*shrug* Those are not my opinions, not PrimeJunta's, so I don't know if he agrees. I'd just write my own review if I wanted to (and then we'd be nearly at 7!), but I don't.
I think the easiest way for any player to check the synergy at work is the Adra Dragon on PoTD with a non-munchkin party. That's one of the few (too few) situations where enemy stats are high enough to force you to hobble their defences, and you're only fighting 1 enemy so it's easy to keep track. I've shelved POE until xpack so excuse me for fuzzy details, but there you find cases where, say, the player who had been robotically recycling a few spells like Adragan and Mental Binding left and right discovers those are only hitting once on a blue moon. While many players, idiots as they are, will choose to just reload until their shitty 'tactic' lucks out or complain on the Internet, others will realise that things like Scrolls of Valour and the Eldritch Gaze potion, which previously looked like pointless crafted items, can now be a key ticket to producing more reliable strategies for the party. The player then begins organising the party: e.g. Eder, previously able to tank things without batting an eye, now finds he has to stay back, and maybe becomes the support guy reading Scrolls of Valour for the spellcaster who's trying to debuff the dragon. Since the 3-defenses system operates for most abilities and not just spell effects, learning and manipulating them becomes even more important in such a situation: there's no point paralysing the dragon with a lucky Mental Binding on a high-stat Cipher if your paladin goes to whack it and misses all the time with his special ability.

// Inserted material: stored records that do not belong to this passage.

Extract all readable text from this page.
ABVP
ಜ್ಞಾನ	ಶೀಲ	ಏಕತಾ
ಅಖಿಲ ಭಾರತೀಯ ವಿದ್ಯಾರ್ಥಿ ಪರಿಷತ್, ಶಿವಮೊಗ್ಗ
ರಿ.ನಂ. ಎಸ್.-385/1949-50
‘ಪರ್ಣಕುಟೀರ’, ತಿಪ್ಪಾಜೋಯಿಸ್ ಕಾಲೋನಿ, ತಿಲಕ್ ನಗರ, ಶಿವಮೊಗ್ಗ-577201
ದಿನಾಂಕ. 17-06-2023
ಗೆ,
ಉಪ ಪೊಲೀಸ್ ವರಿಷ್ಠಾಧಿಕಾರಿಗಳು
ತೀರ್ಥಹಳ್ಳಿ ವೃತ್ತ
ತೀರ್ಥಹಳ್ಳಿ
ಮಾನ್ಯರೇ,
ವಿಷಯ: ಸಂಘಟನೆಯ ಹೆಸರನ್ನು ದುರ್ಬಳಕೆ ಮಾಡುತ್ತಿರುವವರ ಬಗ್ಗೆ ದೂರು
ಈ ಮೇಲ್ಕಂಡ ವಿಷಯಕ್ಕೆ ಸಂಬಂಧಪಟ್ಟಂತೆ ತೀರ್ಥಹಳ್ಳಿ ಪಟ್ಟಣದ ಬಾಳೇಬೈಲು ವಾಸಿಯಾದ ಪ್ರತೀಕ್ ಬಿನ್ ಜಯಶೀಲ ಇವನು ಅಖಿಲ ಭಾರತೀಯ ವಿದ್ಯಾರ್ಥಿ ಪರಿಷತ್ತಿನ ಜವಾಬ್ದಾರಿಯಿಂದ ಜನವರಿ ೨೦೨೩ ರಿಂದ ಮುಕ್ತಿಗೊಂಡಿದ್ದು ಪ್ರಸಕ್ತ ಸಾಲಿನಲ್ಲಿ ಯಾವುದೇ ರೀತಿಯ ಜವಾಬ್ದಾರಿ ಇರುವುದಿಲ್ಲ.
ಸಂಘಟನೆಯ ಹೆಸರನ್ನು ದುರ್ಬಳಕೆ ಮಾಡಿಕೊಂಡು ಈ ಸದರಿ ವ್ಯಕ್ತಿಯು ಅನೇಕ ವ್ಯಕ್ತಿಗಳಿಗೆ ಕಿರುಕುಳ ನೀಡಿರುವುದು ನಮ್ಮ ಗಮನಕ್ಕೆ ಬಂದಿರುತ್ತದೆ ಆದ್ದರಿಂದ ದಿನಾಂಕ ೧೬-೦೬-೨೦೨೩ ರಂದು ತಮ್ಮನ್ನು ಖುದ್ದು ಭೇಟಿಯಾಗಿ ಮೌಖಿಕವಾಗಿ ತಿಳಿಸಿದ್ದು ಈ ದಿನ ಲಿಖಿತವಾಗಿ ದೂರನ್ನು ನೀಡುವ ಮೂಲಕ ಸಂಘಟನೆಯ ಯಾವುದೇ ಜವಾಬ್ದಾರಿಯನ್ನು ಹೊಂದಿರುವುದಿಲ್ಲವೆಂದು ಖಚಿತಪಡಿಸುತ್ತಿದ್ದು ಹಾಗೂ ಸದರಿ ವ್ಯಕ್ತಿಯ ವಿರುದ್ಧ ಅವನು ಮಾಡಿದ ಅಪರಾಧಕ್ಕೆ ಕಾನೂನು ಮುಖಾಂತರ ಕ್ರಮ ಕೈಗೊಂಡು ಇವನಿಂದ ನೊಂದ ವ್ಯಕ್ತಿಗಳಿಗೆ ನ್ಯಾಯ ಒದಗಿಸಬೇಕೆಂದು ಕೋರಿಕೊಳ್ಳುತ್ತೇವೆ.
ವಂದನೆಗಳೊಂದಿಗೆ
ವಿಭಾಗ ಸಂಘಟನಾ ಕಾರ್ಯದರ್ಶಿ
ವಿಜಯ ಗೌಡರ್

The first problem POE has is that it's currently very difficult to encounter such a numerical challenge. This is compounded by the Graze problem mentioned in the review. So people will just messily hit and graze their way to victory and not even realise how inefficiently they're fighting. A well built 6-player party on Level 12, half the time, won't even be too fazed by Adra - (though the converse of that is, anybody complaining about Adra's "bloat" isn't really manipulating the combat system efficiently, either.)
The second problem is that POE already offers many ways to manipulate the system precisely to change the battlefield, but they do not appear that way to the players. A Globe of Invulnerability is easy to understand: total immunity to all low level spells, and you get a huge shiny globe that shows it, and enough enemies use it even in BG1 for you to learn the lesson. POE does subpar on all of those points. Nobody takes Eldritch Gaze potions or Scrolls of Valour seriously. Combine that with the shitty ethereal spell effects that I've criticised since the very first videos, and you get a situation where players, once again, brute force way to victory only thanks to the low difficulty levels, without even understanding that they were targeting the strongest defence of the critter or something.
To me, POE has been surprisingly enjoyable solo for this reason: the limited parameters, the limited chaos, and the added difficulty (at least once you mod down the retarded XP bonuses) are all conducive to an experience where you're really calculating what's going on because you can't just charge in. Now, if only the game would be like that to begin with, then we'd have something really cool on the table.